New York, June 8, 2026, 12:04 EDT
- People familiar with the deal say SpaceX has attracted roughly $150 billion in demand for its anticipated $75 billion IPO.
- The company is rolling out an unusual fixed-price method ahead of expected pricing on June 11, with trading on Nasdaq slated for the following day.
- Starlink’s cash flow is under the microscope, while investors also factor in ongoing losses, Musk’s tight grip, and his aggressive pushes into AI and orbital data centers.
Investor demand for SpaceX’s planned $75 billion IPO is already running at roughly double the amount on offer, with orders piling in. Elon Musk’s rocket and satellite company appears set to challenge public markets with what could be the biggest stock-market listing ever.
Now that the deal is nearing its endgame, investor appetite is coming into sharper focus. SpaceX has set a target price of $135 per share—skipping the typical IPO price range—and plans to price the offering on June 11, with Nasdaq trading set to kick off June 12 under the SPCX ticker.
If the company lists, investors finally get a broad shot at owning a piece of the business behind Starlink and the launch market shake-up. Bloomberg earlier highlighted the IPO filing as an unusual window into the financial workings of Musk’s space firm—issues like valuation, listing venue, and financials are grabbing attention.
SpaceX is looking to offload 555.6 million shares, eyeing a roughly $1.75 trillion valuation, Reuters reported last week, citing sources familiar with the situation. Proceeds are pegged for projects like boosting AI computing power and expanding satellite operations.
SpaceX disclosed in a June 3 SEC filing that it registered as many as 631.5 million Class A shares, pricing them at $135 apiece. That figure includes potential shares for underwriters’ over-allotments, bringing the total possible offering to roughly $86.25 billion. The amended S-1 registration statement went up the same day.
This isn’t your typical Wall Street bookbuild. Matt Kennedy, senior strategist at Renaissance Capital, told Reuters that anchoring the roadshow with a fixed price shifts the dynamic, making it “more of a sales process.” Brian Jacobsen, chief economic strategist at Annex Wealth Management, added that the hefty retail slice could serve as a “safety net.” Reuters
SpaceX is eyeing a bigger retail presence in its planned offering, with Reuters reporting up to 30% could go to individual investors—a rare move for a high-profile IPO. Musk, though, would still hold firm on voting control post-listing.

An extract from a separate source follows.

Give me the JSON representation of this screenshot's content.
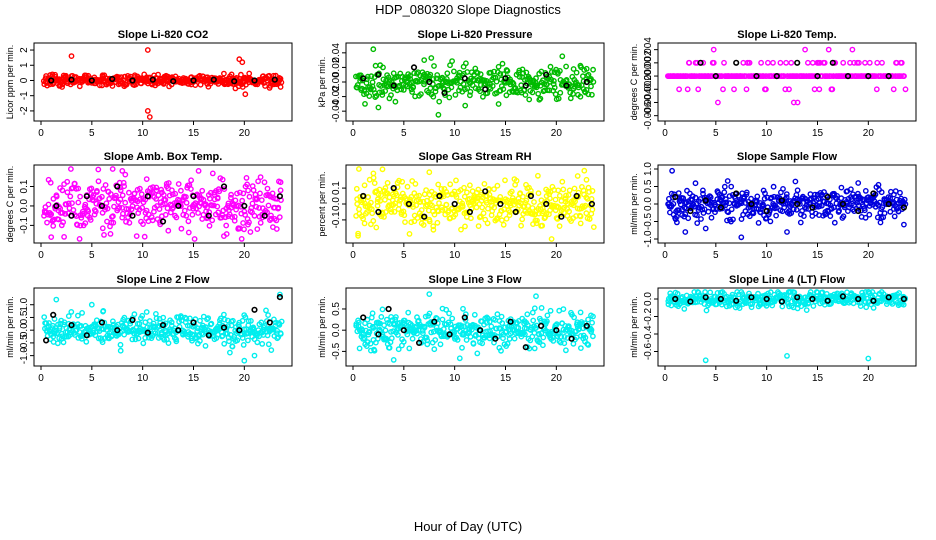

The risk sticks out. Orders can shift before final pricing, and a two-times oversubscription might sound slim for a buzzy IPO—though the sheer scale here puts the demand in a different league. SpaceX booked a net loss in 2025, and a lot of the valuation hangs on ventures still under construction, like its space-based AI data centers and Starship, the heavy-lift rocket that’s still in the testing phase.

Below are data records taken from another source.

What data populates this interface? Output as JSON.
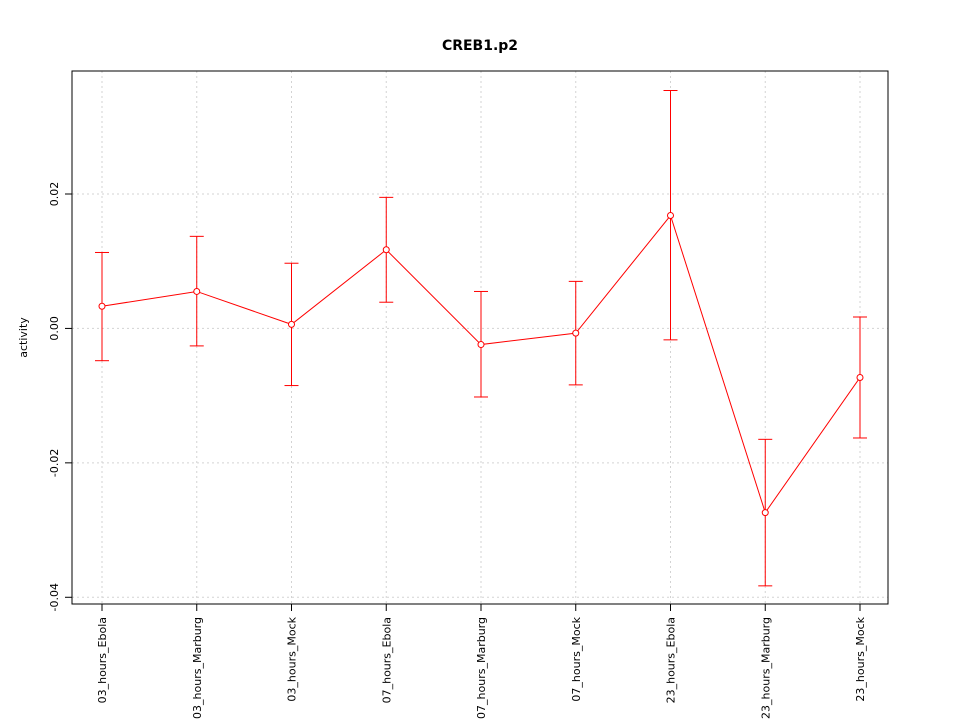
{
  "chart_data": {
    "type": "line",
    "title": "CREB1.p2",
    "xlabel": "",
    "ylabel": "activity",
    "categories": [
      "03_hours_Ebola",
      "03_hours_Marburg",
      "03_hours_Mock",
      "07_hours_Ebola",
      "07_hours_Marburg",
      "07_hours_Mock",
      "23_hours_Ebola",
      "23_hours_Marburg",
      "23_hours_Mock"
    ],
    "series": [
      {
        "values": [
          0.0033,
          0.0055,
          0.0006,
          0.0117,
          -0.0024,
          -0.0007,
          0.0168,
          -0.0274,
          -0.0073
        ],
        "upper": [
          0.0113,
          0.0137,
          0.0097,
          0.0195,
          0.0055,
          0.007,
          0.0354,
          -0.0165,
          0.0017
        ],
        "lower": [
          -0.0048,
          -0.0026,
          -0.0085,
          0.0039,
          -0.0102,
          -0.0084,
          -0.0017,
          -0.0383,
          -0.0163
        ],
        "color": "#ff0000"
      }
    ],
    "yticks": [
      -0.04,
      -0.02,
      0.0,
      0.02
    ],
    "ytick_labels": [
      "-0.04",
      "-0.02",
      "0.00",
      "0.02"
    ],
    "ylim": [
      -0.041,
      0.0383
    ],
    "grid": true,
    "grid_color": "#d3d3d3"
  }
}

The tension gets clear when you stack up the numbers. Reuters puts SpaceX trading at around 93.7 times its 2025 revenue if it hits that $1.75 trillion valuation, while Rocket Lab comes in higher at about 118 times, Palantir at 81, and Tesla sits way below at just under 17—each based on trailing price-to-revenue. As for price-to-earnings, that metric’s off the table for SpaceX; they ended last year in the red.

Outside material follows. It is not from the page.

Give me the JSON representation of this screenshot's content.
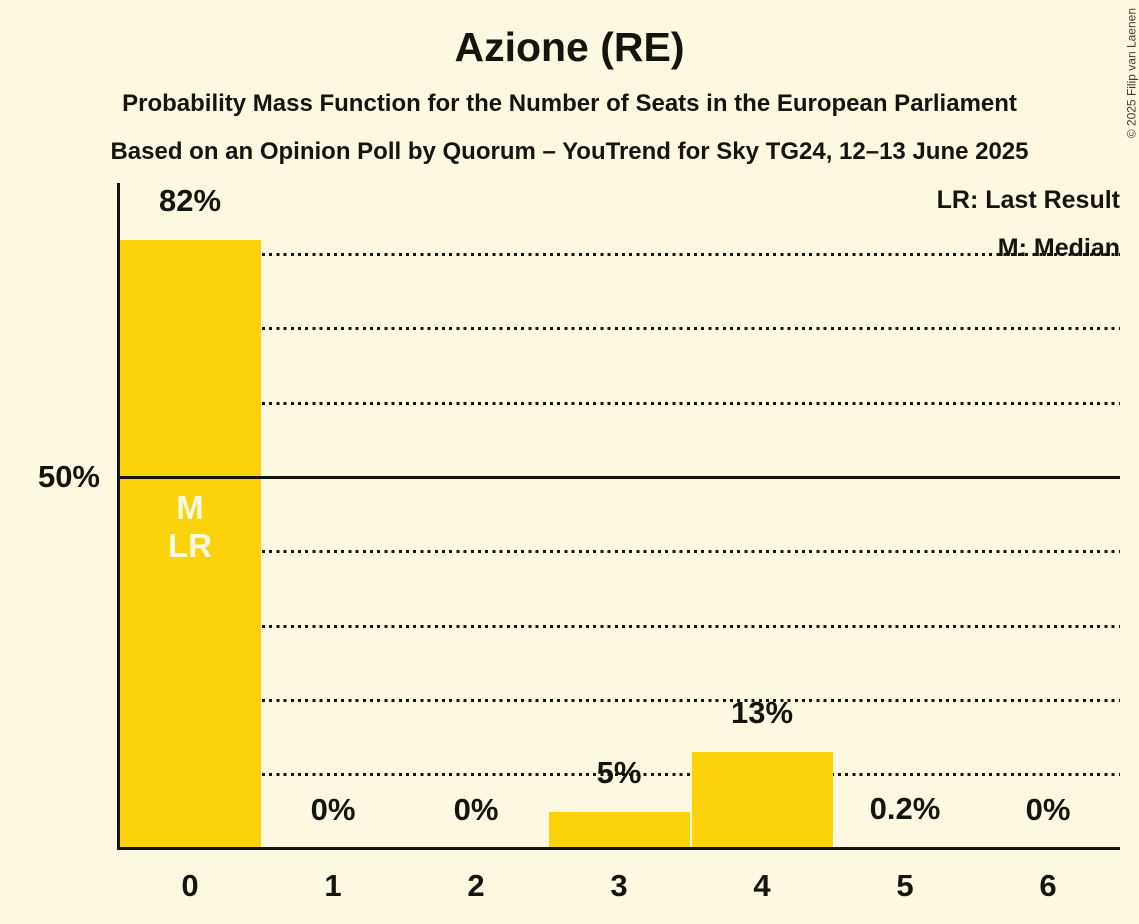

Ripple effects from the IPO are being felt across the space sector. Quantum Space, where ex-NASA chief Jim Bridenstine is at the helm, announced plans Monday to go public via a SPAC deal pegging its valuation near $1.2 billion. Reuters pointed out that investor enthusiasm is picking up before SpaceX’s own debut.
The public-market run is shining a spotlight on President Gwynne Shotwell inside SpaceX. Shotwell, with the company since 2002, often gets credit for translating Musk’s ambitions into actual deals and operational milestones. Jim Cantrell, one of SpaceX’s early execs, described her to Reuters as “a bridge” between Musk’s vision and reality. Reuters
For the moment, it’s Musk, Starlink, and the promise of massive scale driving the narrative. Craig Coben, who previously worked in capital markets at Bank of America, told Reuters that a company with this much IPO buzz can set the rules and expect investors to play along. This week should reveal just how much leeway that star power really buys.